The problem is sometimes the compartments get full, and if you never make the time to unlock the doors and work through it, it just sort of live in you and builds up. 

Two months ago, I started having panic attacks.

If I am being honest, I was probably having smaller ones last year and simply didn't recognise them for what they were.

I found myself unable to walk from the bus stop into the hospital without disappearing into a playlist and a pair of headphones. I needed something to disconnect from reality until the exact second I had to step into the clinic and begin my shift.

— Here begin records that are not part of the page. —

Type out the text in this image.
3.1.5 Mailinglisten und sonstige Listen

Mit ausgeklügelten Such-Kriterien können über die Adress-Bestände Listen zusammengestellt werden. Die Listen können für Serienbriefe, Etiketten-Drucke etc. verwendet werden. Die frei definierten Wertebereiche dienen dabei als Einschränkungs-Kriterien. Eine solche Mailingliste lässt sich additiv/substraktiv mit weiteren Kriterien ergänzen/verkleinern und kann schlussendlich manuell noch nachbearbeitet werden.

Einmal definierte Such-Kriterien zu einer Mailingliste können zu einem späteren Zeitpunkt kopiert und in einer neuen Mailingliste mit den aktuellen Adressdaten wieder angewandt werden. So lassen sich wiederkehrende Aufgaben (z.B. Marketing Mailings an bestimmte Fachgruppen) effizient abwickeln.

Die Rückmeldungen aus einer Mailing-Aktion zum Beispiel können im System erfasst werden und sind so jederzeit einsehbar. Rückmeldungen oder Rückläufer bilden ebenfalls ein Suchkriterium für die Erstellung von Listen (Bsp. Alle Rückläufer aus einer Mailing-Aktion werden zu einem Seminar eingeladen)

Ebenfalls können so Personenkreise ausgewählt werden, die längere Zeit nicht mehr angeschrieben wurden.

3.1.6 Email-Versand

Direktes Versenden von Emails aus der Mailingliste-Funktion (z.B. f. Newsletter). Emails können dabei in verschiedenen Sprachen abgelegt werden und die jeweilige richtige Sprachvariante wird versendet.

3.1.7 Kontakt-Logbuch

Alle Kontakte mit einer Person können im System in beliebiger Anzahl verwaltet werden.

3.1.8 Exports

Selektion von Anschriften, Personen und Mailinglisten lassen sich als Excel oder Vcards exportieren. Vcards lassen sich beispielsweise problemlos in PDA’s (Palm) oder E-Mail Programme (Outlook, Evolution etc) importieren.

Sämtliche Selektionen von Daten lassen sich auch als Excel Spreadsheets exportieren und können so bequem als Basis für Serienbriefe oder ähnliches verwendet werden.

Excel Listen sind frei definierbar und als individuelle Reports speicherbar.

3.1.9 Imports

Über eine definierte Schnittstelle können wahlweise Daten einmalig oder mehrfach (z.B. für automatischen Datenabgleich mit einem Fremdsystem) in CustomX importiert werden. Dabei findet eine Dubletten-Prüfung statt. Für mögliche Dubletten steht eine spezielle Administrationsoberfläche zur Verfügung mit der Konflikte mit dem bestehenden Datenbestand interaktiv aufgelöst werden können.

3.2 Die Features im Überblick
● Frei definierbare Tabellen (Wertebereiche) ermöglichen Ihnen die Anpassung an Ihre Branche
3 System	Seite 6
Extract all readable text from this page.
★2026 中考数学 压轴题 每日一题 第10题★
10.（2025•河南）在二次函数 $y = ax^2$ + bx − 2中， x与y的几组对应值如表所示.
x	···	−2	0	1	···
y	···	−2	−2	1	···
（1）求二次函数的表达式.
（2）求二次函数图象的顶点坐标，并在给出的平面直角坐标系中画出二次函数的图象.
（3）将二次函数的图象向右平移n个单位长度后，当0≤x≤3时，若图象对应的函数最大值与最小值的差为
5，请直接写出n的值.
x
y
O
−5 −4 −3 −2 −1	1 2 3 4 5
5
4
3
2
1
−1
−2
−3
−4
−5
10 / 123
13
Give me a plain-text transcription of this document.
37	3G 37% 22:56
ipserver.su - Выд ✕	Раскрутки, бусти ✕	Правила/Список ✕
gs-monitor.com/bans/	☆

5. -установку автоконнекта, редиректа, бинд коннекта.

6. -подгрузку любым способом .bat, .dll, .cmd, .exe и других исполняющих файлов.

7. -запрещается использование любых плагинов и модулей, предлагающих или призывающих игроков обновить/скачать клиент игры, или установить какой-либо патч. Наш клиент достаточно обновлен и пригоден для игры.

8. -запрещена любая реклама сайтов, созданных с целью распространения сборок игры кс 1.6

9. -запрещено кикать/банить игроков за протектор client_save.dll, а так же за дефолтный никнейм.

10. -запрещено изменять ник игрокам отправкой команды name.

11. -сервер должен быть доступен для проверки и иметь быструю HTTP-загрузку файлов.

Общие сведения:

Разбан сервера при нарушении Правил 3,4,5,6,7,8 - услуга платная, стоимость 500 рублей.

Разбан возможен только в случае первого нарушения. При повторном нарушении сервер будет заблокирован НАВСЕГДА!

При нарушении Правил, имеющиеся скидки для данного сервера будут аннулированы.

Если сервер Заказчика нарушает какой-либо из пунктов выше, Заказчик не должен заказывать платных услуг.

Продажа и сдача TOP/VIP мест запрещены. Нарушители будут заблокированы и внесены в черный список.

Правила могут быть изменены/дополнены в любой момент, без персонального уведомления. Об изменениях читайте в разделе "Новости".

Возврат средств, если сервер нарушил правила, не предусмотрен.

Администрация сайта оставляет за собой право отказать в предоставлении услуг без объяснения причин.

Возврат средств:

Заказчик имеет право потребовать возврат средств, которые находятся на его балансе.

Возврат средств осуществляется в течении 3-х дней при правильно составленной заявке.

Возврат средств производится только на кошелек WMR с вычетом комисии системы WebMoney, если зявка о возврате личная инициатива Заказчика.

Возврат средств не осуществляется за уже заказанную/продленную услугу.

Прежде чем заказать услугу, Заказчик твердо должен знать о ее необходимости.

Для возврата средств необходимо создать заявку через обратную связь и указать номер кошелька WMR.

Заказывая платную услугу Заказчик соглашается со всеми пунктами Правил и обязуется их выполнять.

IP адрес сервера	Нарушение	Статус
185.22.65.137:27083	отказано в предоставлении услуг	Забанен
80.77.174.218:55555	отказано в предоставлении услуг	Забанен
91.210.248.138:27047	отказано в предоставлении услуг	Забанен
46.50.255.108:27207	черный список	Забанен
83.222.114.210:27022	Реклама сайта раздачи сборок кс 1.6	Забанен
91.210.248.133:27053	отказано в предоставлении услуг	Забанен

In a classic cliché, my first full-scale panic attack felt like a heart attack at the end of my shift. In true nurse fashion, I went home first, tried a hot shower and some Tylenol, when that didn't help I spent the night in the Emergency Department because I genuinely wasn't sure what else it could be.

I had seriously underestimated the chest pain component of panic. 

It is an experience.

So now I am taking some time to process and untangle things.

Time to work out what comes next.

Part of that work has been recognising something uncomfortable: no amount of personal growth, therapy, resilience, mindfulness, coping strategies, or self-reflection can compensate for a system that is fundamentally broken.

At some point, the problem stops being your ability to cope.

The problem becomes the environment itself.

Returning to a system that will not change, that continues to use people up and spit them out before moving on to the next new nurse, feels less and less like resilience and more and more like self-abandonment.

I don't know what comes next yet. I only know that after spending two decades teaching women to listen to their bodies, trust their instincts, and honour their limits, it might finally be time to take my own advice.